Gazans flood Egypt after border breach

(Agencies)
Updated: 2008-01-24 10:17

The appearance of the fallen wall backed up that assertion. It was neatly sliced at knee-level, with the bottom section still standing and the rest toppled over.

Hamas police quickly took control of the shopping exodus, channeling the crowds through two sections of the frontier.

"Freedom is good. We need no border after today," said Mohammed Abu Ghazal, a 29-year-old out-of-work Gazan.

Children bought soft drinks and chocolate, women scooped up cheese and cleaning products, and men stocked up on cigarettes -- all expensive or simply unavailable in Gaza because of Israel's shutdown of cargo crossings.

Other Palestinians staggered over toppled metal plates that once made up the border fence, carrying TV sets, cell phones, tires and plastic bottles filled with fuel. Some brought in goats and chickens.

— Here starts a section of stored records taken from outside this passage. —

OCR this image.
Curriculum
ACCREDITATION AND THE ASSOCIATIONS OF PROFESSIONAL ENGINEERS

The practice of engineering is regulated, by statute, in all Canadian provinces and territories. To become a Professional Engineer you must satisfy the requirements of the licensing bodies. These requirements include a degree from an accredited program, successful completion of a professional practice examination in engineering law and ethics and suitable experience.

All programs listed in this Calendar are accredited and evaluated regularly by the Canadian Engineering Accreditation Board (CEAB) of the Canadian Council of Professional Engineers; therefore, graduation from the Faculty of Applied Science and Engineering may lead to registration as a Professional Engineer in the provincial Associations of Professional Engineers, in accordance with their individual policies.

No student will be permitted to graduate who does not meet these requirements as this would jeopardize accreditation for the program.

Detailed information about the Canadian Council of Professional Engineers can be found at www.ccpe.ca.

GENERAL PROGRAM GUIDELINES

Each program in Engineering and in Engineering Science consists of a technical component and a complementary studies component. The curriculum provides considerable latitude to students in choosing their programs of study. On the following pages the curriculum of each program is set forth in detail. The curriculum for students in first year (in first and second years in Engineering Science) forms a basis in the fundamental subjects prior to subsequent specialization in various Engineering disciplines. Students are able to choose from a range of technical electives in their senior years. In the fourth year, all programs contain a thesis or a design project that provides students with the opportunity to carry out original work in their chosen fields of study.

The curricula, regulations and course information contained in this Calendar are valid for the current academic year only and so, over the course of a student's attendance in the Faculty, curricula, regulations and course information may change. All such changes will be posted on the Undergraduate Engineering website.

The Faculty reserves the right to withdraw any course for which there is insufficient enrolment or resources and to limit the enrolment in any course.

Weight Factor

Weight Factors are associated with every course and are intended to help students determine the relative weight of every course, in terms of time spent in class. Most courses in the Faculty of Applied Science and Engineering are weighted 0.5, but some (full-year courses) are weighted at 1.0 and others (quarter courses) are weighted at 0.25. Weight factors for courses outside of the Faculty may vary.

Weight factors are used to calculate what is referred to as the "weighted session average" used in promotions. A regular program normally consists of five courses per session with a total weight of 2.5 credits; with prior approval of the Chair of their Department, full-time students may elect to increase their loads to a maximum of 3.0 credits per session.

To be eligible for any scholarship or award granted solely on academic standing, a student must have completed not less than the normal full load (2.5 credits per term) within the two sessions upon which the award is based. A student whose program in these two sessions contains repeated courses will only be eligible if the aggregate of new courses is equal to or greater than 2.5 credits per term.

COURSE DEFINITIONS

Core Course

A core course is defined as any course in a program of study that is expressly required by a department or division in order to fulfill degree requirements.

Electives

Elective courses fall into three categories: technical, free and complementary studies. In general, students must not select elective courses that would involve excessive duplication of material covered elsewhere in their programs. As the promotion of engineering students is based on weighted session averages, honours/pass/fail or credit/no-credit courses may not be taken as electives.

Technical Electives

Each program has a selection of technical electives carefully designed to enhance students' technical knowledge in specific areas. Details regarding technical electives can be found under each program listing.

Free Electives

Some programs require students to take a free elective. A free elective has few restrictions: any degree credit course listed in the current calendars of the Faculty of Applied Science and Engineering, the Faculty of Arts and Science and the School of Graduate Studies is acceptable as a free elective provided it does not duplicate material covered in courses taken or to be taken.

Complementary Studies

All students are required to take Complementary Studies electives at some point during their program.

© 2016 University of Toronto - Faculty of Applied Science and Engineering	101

Four Palestinians in wheelchairs were pushed over the border, where ambulances picked them up for treatment in Egypt. At one point, a dozen people crowded around a motorcycle to lift it over a low border wall in Egypt.

Shoppers depleted stores in the border town of Rafah, prompting Ashraf el-Sayyid, an Egyptian, to ride his motorbike into the Gaza Strip -- going against both traffic and logic.

"I need to buy bread for my children," he said. "The Palestinians left us with nothing. It's true, they are dear to us, but today, they were like locusts."

Masked gunmen used 17 explosive charges before dawn to tear down the border fence -- erected in 2001 by Israel when it controlled Gaza.

After news of the breach spread, people across Gaza boarded buses and piled into rickety pickup trucks heading for Egypt. It was a rare chance to escape Gaza's isolation.

Moussa Zuroub, 28, carried his young daughter, Aseel, on his shoulders through the muddy streets of Rafah, which is divided by a wall into Egyptian and Gazan segments. "I'm coming just to break that ice -- that all my life, I'd never left Gaza before," he said.

By nightfall, more than 1,000 Gazans reached El-Arish, an Egyptian town about 37 miles south of Rafah, walking the streets and shopping in stores that stayed open late.

Mohammed Alyan, an unemployed father of six sitting at a bus stop with six friends, complained that Egyptian shopkeepers were rapidly raising prices.